The INES scale for rating of nuclear incidents and accidents
Presentation and goals of the INES scale
In 1987, France set up a scale to rank the severity of nuclear events which was extensively used by the IAEA in creating its own INES scale (International Nuclear Event Scale). This scale, based partly on objective criteria and partly on subjective criteria, is designed to facilitate media and public understanding of the significance, in terms of safety, of nuclear incidents and accidents. It is not a safety assessment tool and can, under no circumstances, be used as a basis for international comparisons. There is in particular no strict correlation between the number of non-serious incidents declared and the probability of a serious accident occurring in a facility.
Nature of the events concerned by the INES scale
The INES scale is designed to cover events occurring in all civil nuclear facilities, including those classified as secret, and during transport of nuclear materials.
At the initiative of the ASN, the IAEA Member States are experimenting with a new INES part dealing with radiation protection incidents and covering radioactive sources and transports of radioactive materials. This new part incorporates the principle of the relationship between the radiological risk and the severity of the event. France initially limited the systematic experimental application of this new scale to BNIs. A broader application to medical, industrial and research installations will gradually be implemented. Thus in 2005, this experimental scale was used to rate an irradiation incident in the CEA's Frédéric Joliot unit of the Orsay hospital.
Use of the INES scale in France
All events with significance for nuclear safety are declared by the licensees within 24 hours. This declaration comprises a proposed rating subject to the approval of the ASN, which alone is responsible for the final rating decision.
Using the INES scale enables the ASN to select those events and incidents which are sufficiently important for it to issue a communication:
all incidents rated level 1 and above are systematically published on the www.asn.gouv.fr website.
incidents rated level 2 and above are also the subject of a press release;
incidents rated level 0 are not always made public by the ASN. They are published if temporarily classified pending the result of further investigations, if they are of interest in terms of safety analysis or methodology, or if they are of particular interest to the media.
Level
Pressurised water reactors
Other facilities
Transports
Total
3 and above
0
0
0
0
2
1
0
0
1
1
49
24
7
80
0
709
101
41
851
TOTAL
759
125
48
932

    Rating of nuclear events on the INES scale in 2005

1.4.2 The ASN and the media in emergency situations

The ASN must at all times be ready to respond to the need for information should a serious event occur, in particular in a nuclear installation or during radioactive material transport. For this reason, most of the emergency response exercises organised (at the rate of about ten per year) include media pressure. This media pressure, simulated by journalists accredited for the exercise, is designed to assess the responsiveness of the ASN and the ministries concerned when faced with the media, as well as the consistency and coordination of the messages put across by the various stakeholders, be they licensees or authorities, both nationally and locally.

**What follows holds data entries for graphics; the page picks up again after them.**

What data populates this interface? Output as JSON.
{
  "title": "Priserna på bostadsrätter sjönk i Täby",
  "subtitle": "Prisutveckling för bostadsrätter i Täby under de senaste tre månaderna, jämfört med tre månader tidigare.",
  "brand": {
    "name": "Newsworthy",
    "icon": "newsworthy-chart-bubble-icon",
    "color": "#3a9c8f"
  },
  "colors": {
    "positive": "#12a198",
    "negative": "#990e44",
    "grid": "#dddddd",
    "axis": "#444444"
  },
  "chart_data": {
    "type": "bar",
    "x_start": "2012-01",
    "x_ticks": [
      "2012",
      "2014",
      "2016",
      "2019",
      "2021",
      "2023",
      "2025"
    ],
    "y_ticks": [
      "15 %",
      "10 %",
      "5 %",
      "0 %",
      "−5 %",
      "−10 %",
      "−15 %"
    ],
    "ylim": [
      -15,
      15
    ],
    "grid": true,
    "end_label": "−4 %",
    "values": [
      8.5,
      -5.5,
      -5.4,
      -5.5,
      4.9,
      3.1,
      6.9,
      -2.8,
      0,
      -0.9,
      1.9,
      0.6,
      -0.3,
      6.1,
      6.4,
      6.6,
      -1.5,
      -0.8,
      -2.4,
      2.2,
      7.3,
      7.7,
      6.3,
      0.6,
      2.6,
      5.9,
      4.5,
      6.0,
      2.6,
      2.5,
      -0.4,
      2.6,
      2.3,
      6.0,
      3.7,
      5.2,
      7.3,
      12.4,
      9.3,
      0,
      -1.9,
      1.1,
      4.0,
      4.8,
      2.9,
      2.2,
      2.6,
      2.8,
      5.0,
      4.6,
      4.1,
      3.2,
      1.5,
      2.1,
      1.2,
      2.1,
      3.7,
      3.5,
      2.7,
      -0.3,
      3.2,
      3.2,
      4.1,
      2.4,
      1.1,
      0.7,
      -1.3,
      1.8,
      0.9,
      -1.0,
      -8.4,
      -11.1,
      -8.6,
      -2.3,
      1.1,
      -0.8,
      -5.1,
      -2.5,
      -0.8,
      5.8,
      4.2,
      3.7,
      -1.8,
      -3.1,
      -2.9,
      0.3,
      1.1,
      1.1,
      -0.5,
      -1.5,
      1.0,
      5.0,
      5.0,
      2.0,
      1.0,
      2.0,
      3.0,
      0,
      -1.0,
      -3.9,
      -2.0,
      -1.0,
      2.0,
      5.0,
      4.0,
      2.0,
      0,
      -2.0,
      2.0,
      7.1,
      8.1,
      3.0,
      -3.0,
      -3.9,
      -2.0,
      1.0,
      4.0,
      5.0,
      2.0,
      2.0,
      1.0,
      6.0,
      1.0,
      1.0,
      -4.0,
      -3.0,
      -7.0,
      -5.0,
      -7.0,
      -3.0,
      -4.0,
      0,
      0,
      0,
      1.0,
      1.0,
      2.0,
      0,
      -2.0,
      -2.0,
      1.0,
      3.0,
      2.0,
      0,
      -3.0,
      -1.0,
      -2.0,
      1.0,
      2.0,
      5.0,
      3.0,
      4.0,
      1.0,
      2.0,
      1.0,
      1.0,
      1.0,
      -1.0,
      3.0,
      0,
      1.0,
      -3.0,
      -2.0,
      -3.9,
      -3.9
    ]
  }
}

In addition, "real" media requests are often made during these exercises, with journalists anxious to observe decision and information channels in action, the deployment of the emergency assistance teams, population sheltering or evacuation operations organised for the exercise and the simulated absorption of stable iodine tablets.

Apart from the media pressure simulated by the journalists, the intervention of experts and other players (ministers' advisers, CLIs, elected officials, etc.) during the exercises constitutes a further step forward in simulating a real nuclear accident situation, which would inevitably lead to many and varied voices being heard at the same time.

In September 2005, the ASN activated its national emergency response system on two occasions, when nuclear power plant on-site emergency plans were triggered:

following a water leak in an electrical equipment room in the Nogent-sur-Seine nuclear power plant;
when the pressure rose in the reactor heat removal system while the Blayais nuclear power plant was in outage.

The ASN distributed and placed on its website press releases clarifying the reasons for and consequences of each event, as well as the action it was preparing to take with respect to the licensee.